Friendship wins Earthshot award
The NGO Friendship has won the prestigious Earthshot 2025 award in the «Fix Our Climate» category, the world's highest environmental distinction, presided over by HRH Prince William. A historic first for an NGO from Bangladesh and Luxembourg!
The social organisation Friendship has won the Earthshot 2025 award in the «Fix Our Climate» category for its integrated and holistic climate adaptation model, which takes into account the seventeen Sustainable Development Goals (SDGs). The award, considered to be the world's most prestigious environmental distinction, was presented at a ceremony in Rio de Janeiro, Brazil, on 5 November 2025.
Friendship was recognised for its innovative integrated development and climate adaptation model, based on four core commitments: saving lives, reducing poverty, adapting to climate change and empowering people. This integrated development framework provides sustainable, adaptable and replicable solutions that improve lives through a participatory, nature-based and locally driven model, recognising that no aspect of development can succeed in isolation. Friendship's integrated development model has been specifically designed on the premise that all 17 SDGs must be addressed to have a substantial and holistic impact and drive sustainable change. This model ensures that every aspect of development is taken into account, with each element supporting the others afin order to improve overall quality of life and livelihood prospects.
Since 2018, the Friendship mangrove reforestation project has been a flagship initiative of this integrated model. The solution was tested thanks to the support of the Luxembourg Ministry for the Environment, Climate and Biodiversity, as part of its international climate financing strategy. The reforestation was able to expand thanks to private donors from Belgium, France, the Netherlands and Luxembourg, including Banque Raiffeisen, which contributed to the financing of the planting of 60,000 trees through the use of their credit cards by their customers, an initiative also carried out in partnership with the Hëllef fir d'Natur Foundation.
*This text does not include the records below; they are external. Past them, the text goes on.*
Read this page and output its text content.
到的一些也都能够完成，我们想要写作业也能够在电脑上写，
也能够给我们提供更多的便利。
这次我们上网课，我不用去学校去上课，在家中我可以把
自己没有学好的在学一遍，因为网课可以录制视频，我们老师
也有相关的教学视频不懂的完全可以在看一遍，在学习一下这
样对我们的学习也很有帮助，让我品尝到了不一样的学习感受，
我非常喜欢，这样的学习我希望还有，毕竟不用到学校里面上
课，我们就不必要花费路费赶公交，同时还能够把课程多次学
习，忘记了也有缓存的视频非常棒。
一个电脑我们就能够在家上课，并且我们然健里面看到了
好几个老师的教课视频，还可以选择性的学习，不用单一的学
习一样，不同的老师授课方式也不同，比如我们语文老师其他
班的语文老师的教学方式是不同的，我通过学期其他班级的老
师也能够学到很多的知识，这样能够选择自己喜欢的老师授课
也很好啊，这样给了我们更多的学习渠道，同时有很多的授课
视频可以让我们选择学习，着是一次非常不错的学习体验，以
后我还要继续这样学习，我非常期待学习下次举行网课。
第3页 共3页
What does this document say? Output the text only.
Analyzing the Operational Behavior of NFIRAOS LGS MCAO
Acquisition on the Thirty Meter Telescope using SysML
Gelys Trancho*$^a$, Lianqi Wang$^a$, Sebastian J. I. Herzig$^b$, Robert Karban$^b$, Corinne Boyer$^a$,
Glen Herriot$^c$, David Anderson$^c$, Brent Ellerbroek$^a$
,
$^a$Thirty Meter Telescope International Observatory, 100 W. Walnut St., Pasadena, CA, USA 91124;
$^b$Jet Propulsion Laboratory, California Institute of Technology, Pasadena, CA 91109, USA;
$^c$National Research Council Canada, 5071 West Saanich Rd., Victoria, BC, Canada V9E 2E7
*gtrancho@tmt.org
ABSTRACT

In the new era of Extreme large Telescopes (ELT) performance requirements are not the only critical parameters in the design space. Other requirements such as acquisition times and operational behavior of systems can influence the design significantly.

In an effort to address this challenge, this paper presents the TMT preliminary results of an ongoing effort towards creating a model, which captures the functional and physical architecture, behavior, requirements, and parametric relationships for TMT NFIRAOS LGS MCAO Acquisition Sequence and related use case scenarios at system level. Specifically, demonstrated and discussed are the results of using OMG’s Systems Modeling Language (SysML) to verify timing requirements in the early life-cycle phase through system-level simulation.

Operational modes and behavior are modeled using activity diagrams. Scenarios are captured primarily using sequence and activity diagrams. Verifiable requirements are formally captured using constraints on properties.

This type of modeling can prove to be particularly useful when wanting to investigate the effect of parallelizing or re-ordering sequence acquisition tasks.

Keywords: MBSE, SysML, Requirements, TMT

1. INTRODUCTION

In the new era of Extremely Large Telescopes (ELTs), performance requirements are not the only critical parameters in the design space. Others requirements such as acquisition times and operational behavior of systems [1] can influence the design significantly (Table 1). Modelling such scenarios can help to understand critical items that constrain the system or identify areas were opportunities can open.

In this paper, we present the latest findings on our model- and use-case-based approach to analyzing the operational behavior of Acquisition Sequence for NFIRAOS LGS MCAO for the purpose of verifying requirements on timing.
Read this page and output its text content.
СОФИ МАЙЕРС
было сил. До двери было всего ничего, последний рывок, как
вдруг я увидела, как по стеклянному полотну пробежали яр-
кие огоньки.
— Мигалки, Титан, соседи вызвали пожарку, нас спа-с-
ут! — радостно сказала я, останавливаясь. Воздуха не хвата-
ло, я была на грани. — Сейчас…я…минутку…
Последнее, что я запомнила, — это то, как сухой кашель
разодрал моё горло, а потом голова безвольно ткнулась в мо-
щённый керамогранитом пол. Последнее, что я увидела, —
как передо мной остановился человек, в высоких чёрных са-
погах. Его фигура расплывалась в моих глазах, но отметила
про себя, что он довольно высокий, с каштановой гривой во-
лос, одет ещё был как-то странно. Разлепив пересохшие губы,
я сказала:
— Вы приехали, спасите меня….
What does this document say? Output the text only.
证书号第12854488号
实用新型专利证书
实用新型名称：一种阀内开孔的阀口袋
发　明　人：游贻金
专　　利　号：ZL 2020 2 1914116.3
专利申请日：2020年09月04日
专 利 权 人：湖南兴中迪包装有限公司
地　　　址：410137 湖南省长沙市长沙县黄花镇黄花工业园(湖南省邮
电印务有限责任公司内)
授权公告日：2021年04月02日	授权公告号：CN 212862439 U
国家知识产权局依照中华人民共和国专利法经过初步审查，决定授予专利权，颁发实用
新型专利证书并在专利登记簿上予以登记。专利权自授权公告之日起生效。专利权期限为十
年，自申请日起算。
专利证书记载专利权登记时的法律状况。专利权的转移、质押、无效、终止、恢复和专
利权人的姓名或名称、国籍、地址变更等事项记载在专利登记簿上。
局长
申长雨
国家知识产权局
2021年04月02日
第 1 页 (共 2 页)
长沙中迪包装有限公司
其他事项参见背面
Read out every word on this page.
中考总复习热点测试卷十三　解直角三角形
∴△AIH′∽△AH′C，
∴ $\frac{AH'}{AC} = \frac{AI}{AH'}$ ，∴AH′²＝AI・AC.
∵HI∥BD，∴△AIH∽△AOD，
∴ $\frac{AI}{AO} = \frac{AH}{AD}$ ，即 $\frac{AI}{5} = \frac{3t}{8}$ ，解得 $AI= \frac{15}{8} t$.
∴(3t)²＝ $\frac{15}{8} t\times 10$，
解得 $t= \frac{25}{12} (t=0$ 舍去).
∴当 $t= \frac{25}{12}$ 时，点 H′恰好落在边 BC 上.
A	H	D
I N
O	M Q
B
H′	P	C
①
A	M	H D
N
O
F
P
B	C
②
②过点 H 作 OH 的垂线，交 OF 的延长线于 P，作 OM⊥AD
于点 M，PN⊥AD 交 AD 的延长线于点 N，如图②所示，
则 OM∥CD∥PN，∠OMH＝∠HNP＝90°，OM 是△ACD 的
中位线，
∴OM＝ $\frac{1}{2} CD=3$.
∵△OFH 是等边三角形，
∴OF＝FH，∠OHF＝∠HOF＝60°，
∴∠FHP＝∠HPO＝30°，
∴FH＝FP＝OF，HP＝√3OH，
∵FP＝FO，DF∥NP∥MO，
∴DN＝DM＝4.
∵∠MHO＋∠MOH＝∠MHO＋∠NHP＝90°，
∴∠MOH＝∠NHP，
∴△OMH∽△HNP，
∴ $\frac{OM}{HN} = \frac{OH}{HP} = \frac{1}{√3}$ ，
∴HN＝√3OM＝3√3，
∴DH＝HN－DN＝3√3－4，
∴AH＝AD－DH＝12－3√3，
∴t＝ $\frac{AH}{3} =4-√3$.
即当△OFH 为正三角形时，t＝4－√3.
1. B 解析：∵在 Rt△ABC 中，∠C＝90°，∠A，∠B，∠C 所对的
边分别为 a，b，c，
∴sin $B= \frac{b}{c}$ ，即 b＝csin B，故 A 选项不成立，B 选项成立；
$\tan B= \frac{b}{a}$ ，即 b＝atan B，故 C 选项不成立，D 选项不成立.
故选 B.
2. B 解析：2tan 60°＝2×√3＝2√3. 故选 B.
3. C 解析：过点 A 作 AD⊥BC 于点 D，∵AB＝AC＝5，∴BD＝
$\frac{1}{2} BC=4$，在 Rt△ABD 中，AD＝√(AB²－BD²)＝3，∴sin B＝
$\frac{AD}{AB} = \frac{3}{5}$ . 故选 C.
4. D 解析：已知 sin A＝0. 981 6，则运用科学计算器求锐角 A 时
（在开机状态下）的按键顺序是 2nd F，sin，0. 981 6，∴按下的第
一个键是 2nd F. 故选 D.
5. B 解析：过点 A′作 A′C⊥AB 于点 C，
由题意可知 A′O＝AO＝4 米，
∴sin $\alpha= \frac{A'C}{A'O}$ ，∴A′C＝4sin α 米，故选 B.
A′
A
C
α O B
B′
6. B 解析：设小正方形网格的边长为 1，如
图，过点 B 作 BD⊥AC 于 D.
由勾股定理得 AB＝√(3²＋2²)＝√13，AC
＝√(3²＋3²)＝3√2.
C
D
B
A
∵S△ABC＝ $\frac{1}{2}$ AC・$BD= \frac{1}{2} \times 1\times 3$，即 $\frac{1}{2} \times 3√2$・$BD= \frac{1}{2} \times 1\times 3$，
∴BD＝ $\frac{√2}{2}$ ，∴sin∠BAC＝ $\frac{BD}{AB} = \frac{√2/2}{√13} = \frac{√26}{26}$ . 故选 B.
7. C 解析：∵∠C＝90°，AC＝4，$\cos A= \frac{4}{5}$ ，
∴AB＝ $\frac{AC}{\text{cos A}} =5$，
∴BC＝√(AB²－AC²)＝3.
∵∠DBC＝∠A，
Mangroves strengthen the resilience of vulnerable coastal communities. These ecosystems represent one of the most efficacious natural defences, and Friendship's restoration model has a proven track record that can be deployed on a larger scale. Luxembourg's pioneering partnership provided the impetus to test and refine this nature-based solution, which has since demonstrated its efficacy and ability to build climate resilience. In concrete terms, to date the project has planted over 650,000 trees on more than 200 hectares near the Sundarbans in southern Bangladesh, protecting 60 kilometres of dykes. These mangroves protect more than 125,000 people from cyclones and storms, while providing livelihoods for nearly 3,000 households through ecosystems managed by local communities. The project also strengthens the blue carbon ecosystem, acting as a major carbon sink (15,000 tonnes of CO2 removed from the atmosphere as a result of Friendship's plantations) and contributing to a sustainable blue economy.
By 2030, Friendship plans to extend the superficie to 1,500 hectares, in line with Bangladesh's National Adaptation Plan (2023-2050) and Forest Master Plan (2017-2036).
Accepting the award on behalf of Friendship, Runa Khan, founder of the organisation, said: «It is a huge honour for us to be the first in Bangladesh to receive the Earthshot Award. The award celebrates the resilience and innovation of marginalised communities in Bangladesh. Our success is collective, and particularly that of the people we work with and for. This award reinforces our commitment and responsibility to pursue our mission with even greater passion.
This recognition from the Earthshot Award underlines Friendship's belief that community-based and nature-based solutions can create real and lasting resilience, not just for Bangladesh, but for vulnerable regions around the world.
Just before COP 30, this award is a very positive sign. Investing in the environment, in climate mitigation and adaptation, in the restoration of ecosystems and biodiversity, brings nothing but bénéfices. Not necessarily financial benefits, but above all human benefits. Starting from a very complex context in one of the countries most exposed and vulnerable to climate disasters, this recognition can serve as an inspiration to others, public authorities and private players, in Bangladesh and elsewhere, by providing proof that adaptation solutions involving local communities as closely as possible are the best guarantee of efficacité there is.